Analysis of a novel longitudinal-bending hybrid ultrasonic motor using vibration coupling

Abstract

A novel longitudinal-bending (L-B) hybrid ultrasonic motor using vibration coupling is proposed. Different with the previous L-B ultrasonic motors, only longitudinal PZT plates are used; and the longitudinal-bending hybrid vibrations of the motor are excited synchronously. Fixed boundary condition is applied on one side surface of the flange, which locates at the wave node of a longitudinal transducer. The working principle of the motor is analyzed. By using finite element method, comparison between the proposed ultrasonic motor with fixed boundary condition and a transducer with free boundary condition are developed by modal analysis, harmonic analysis and transient analysis.
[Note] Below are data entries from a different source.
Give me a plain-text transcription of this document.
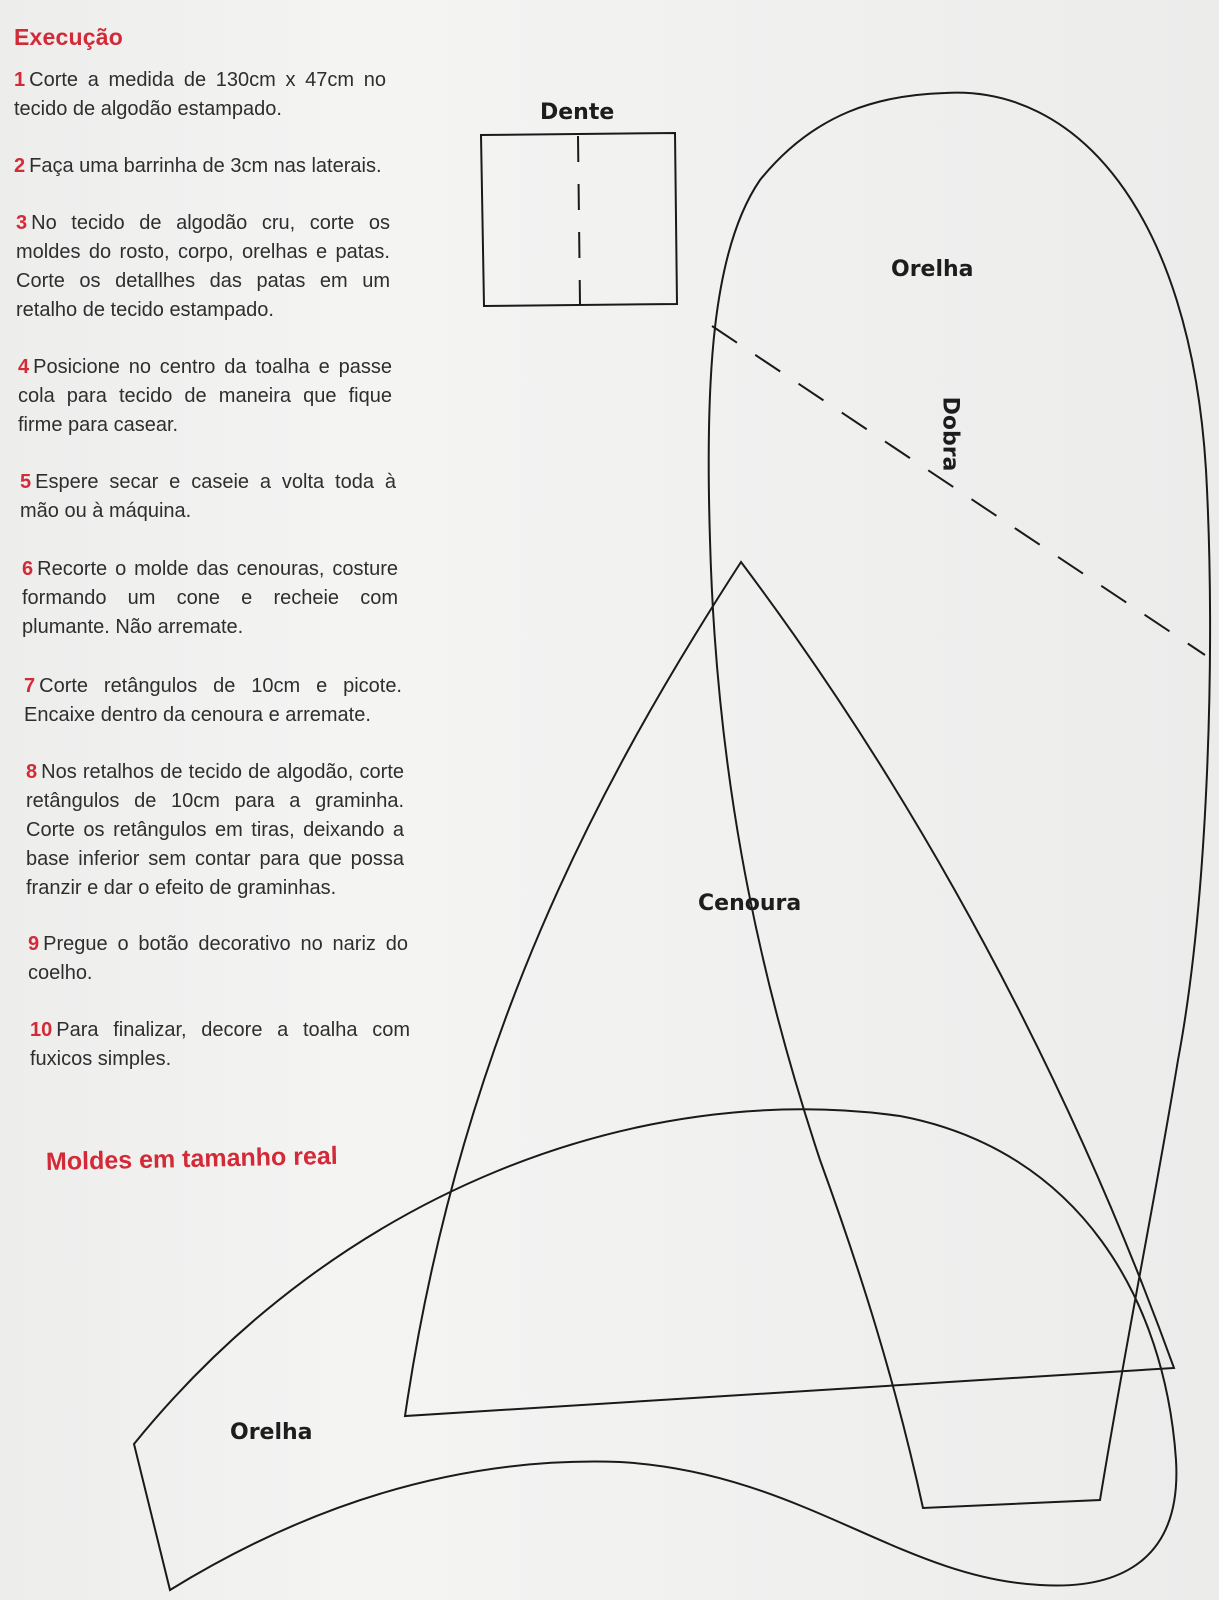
Execução

1 Corte a medida de 130cm x 47cm no tecido de algodão estampado.

2 Faça uma barrinha de 3cm nas laterais.

3 No tecido de algodão cru, corte os moldes do rosto, corpo, orelhas e patas. Corte os detallhes das patas em um retalho de tecido estampado.

4 Posicione no centro da toalha e passe cola para tecido de maneira que fique firme para casear.

5 Espere secar e caseie a volta toda à mão ou à máquina.

6 Recorte o molde das cenouras, costure formando um cone e recheie com plumante. Não arremate.

7 Corte retângulos de 10cm e picote. Encaixe dentro da cenoura e arremate.

8 Nos retalhos de tecido de algodão, corte retângulos de 10cm para a graminha. Corte os retângulos em tiras, deixando a base inferior sem contar para que possa franzir e dar o efeito de graminhas.

9 Pregue o botão decorativo no nariz do coelho.

10 Para finalizar, decore a toalha com fuxicos simples.

Moldes em tamanho real
Dente
Orelha
Dobra
Cenoura
Orelha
It is found that the longitudinal-bending hybrid vibrations can be produced by the longitudinal piezoelectric elements under a fixed boundary condition of the flange. It should be noted that the bending vibration is not generated by the bending piezoelectric elements, but excited by a vibration coupling effect under an unsymmetrical boundary condition. The change of the boundary condition also shows minute effects on the resonance frequency and the electromechanical coupling factor. Oblique elliptical movements are formed on the two end tips of the transducer. These motions can push the runners linearly by frictional forces if preloads are applied.